Thousands of fish are then shot through the long pipe and into three large net pens in the Sacramento River in Rio Vista.
This is the beginning of what state and federal fish agencies are calling a Herculean effort to save fall-run Chinook salmon.
Over the next 22 days, 12 million fish will be released here instead of swimming 270 miles down the Sacramento River to the ocean where they will feed for three years.
“This operation is huge," says Stafford Lehr with the California Department of Fish and Wildlife. He says the state also plans to truck and release almost 19 million salmon.
"We’re talking 240 semi-tanker trucks that will be working over the next two and a half months, just the collaborative effort with Coleman is about $400,000 in terms of state cost,” says Lehr.
The cost of not trucking the fish could be much higher. These are hatchery salmon that support not only recreational fishing, but an entire commercial fishing industry.
John McManus with the Golden Gate Salmon Association says salmon fishing provides tens of thousands of jobs and has more than a 1.4 billion dollar impact on the state’s economy.
“If we didn’t truck these fish under these drought conditions, we believe we’d likely lose them all," says McManus. "It means the difference between us being closed down like we were in 2008 and 2009 with no ocean salmon fishing, versus what may turn out to be a decent year.”
The drought forces salmon to contend with high river temperatures, low flows and greater exposure to predators.
Delta Cross Channel gates that prevent them from getting killed in pumps at the state and federal water projects have had to remain open during the drought.
“Juvenile salmon that get sucked into the Delta Cross Channel they never come out, it’s essentially a black hole.”
McManus and his group have pushed state and federal agencies hard to make the decision to transport the fish.
It’s not something fish agencies necessarily like to do. In normal years fish are released in the waters where they were hatched. They know to return there to spawn. Bob Clark with the US Fish and Wildlife Service says trucked fish may be confused.

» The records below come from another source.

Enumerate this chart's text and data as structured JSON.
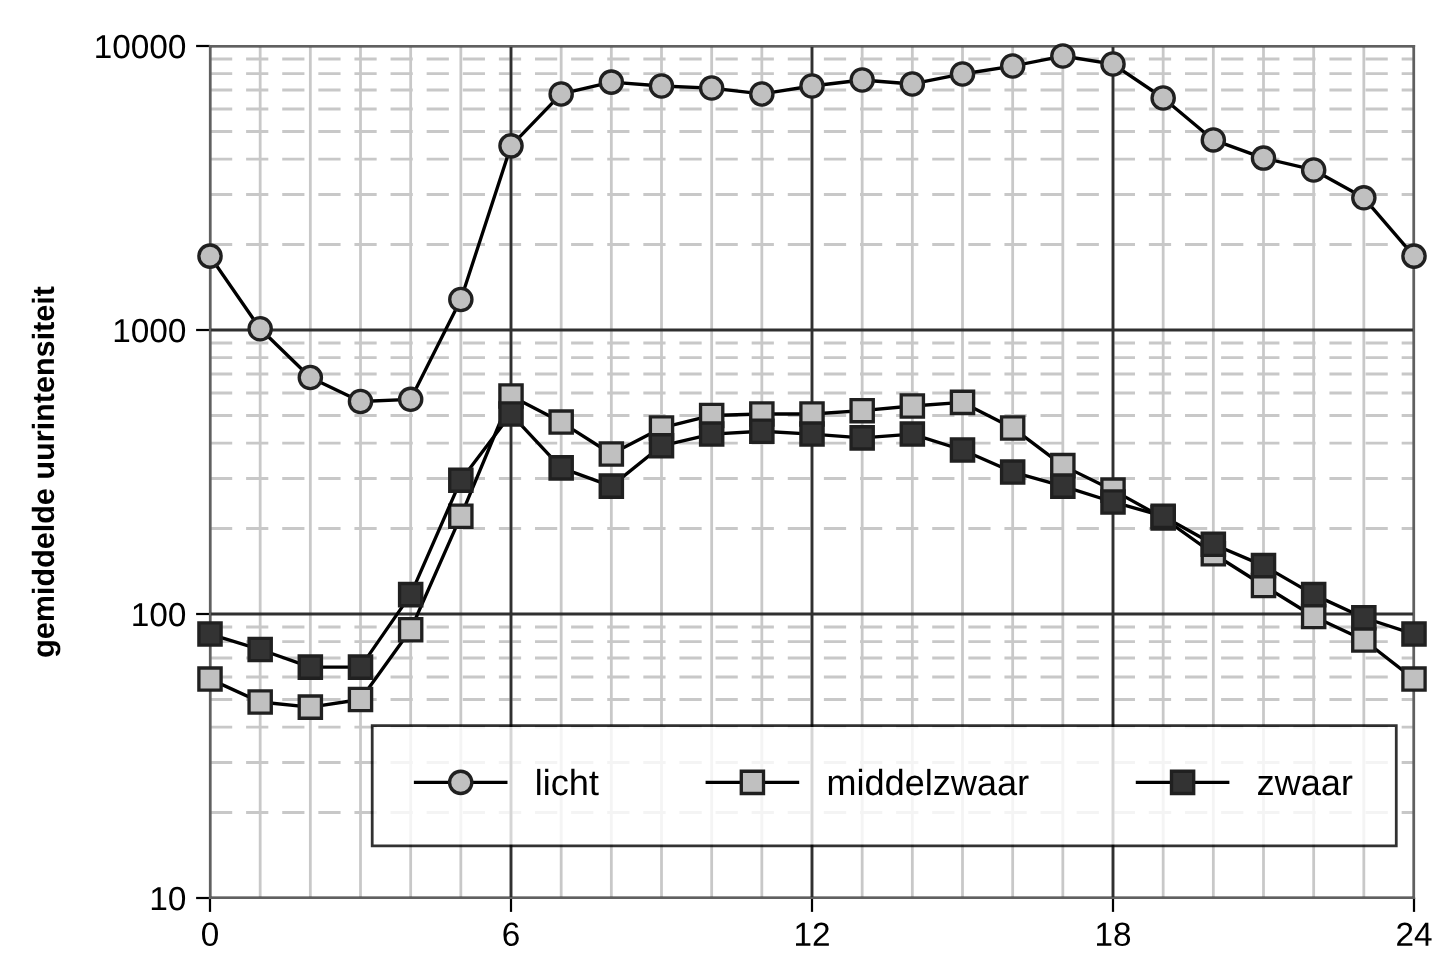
{
  "chart_data": {
    "type": "line",
    "ylabel": "gemiddelde uurintensiteit",
    "x": [
      0,
      1,
      2,
      3,
      4,
      5,
      6,
      7,
      8,
      9,
      10,
      11,
      12,
      13,
      14,
      15,
      16,
      17,
      18,
      19,
      20,
      21,
      22,
      23,
      24
    ],
    "series": [
      {
        "name": "licht",
        "color": "#c0c0c0",
        "marker": "circle",
        "values": [
          1820,
          1010,
          680,
          560,
          570,
          1280,
          4450,
          6780,
          7460,
          7230,
          7110,
          6780,
          7230,
          7590,
          7350,
          7970,
          8500,
          9220,
          8640,
          6560,
          4670,
          4030,
          3660,
          2920,
          1820
        ]
      },
      {
        "name": "middelzwaar",
        "color": "#c0c0c0",
        "marker": "square",
        "values": [
          59,
          49,
          47,
          50,
          88,
          221,
          586,
          474,
          366,
          452,
          500,
          506,
          506,
          520,
          540,
          556,
          452,
          333,
          273,
          218,
          163,
          126,
          98,
          81,
          59
        ]
      },
      {
        "name": "zwaar",
        "color": "#333333",
        "marker": "square",
        "values": [
          85,
          75,
          65,
          65,
          117,
          296,
          506,
          327,
          282,
          391,
          430,
          440,
          430,
          417,
          430,
          378,
          316,
          282,
          248,
          221,
          176,
          148,
          117,
          97,
          85
        ]
      }
    ],
    "log": "y",
    "xlim": [
      0,
      24
    ],
    "xticks": [
      0,
      6,
      12,
      18,
      24
    ],
    "ylim": [
      10,
      10000
    ],
    "yticks": [
      10,
      100,
      1000,
      10000
    ],
    "grid": true,
    "legend": "bottom",
    "line_style": "solid"
  }
}
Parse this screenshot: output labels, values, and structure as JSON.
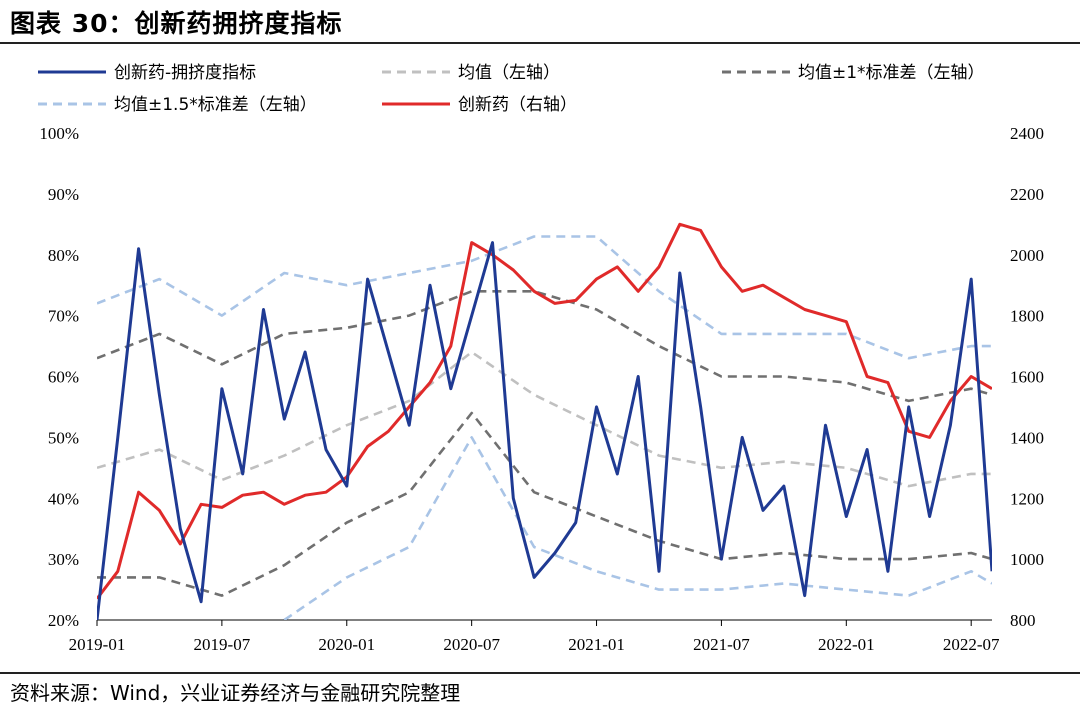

“The issue for us is when they return three years from now, because they haven’t made the migratory path they’ll stray to other parts of the Delta and we won’t get as many fish back to the hatchery,” says Clark.
The transportation itself can stress fish, confuse them and make them susceptible to predation.
But biologists say transporting the salmon this year gives them a much better chance of survival. Howard Brown is with the National Marine Fisheries Service.
“The potential adverse effects associated with trucking I don’t think are outweighed by the risks of losing an entire year’s class of fish production,” says Brown.
Fish agencies keep the salmon in net pens to adjust to the change and prevent predators from attacking.
They’ll then be released by boat further down the channel. Trucking will help fall-run Chinook. But fish biologists remain concerned about the drought’s effect on wild spring and winter run salmon.
They’ll have to migrate on their own. And biologists fear many won’t make it.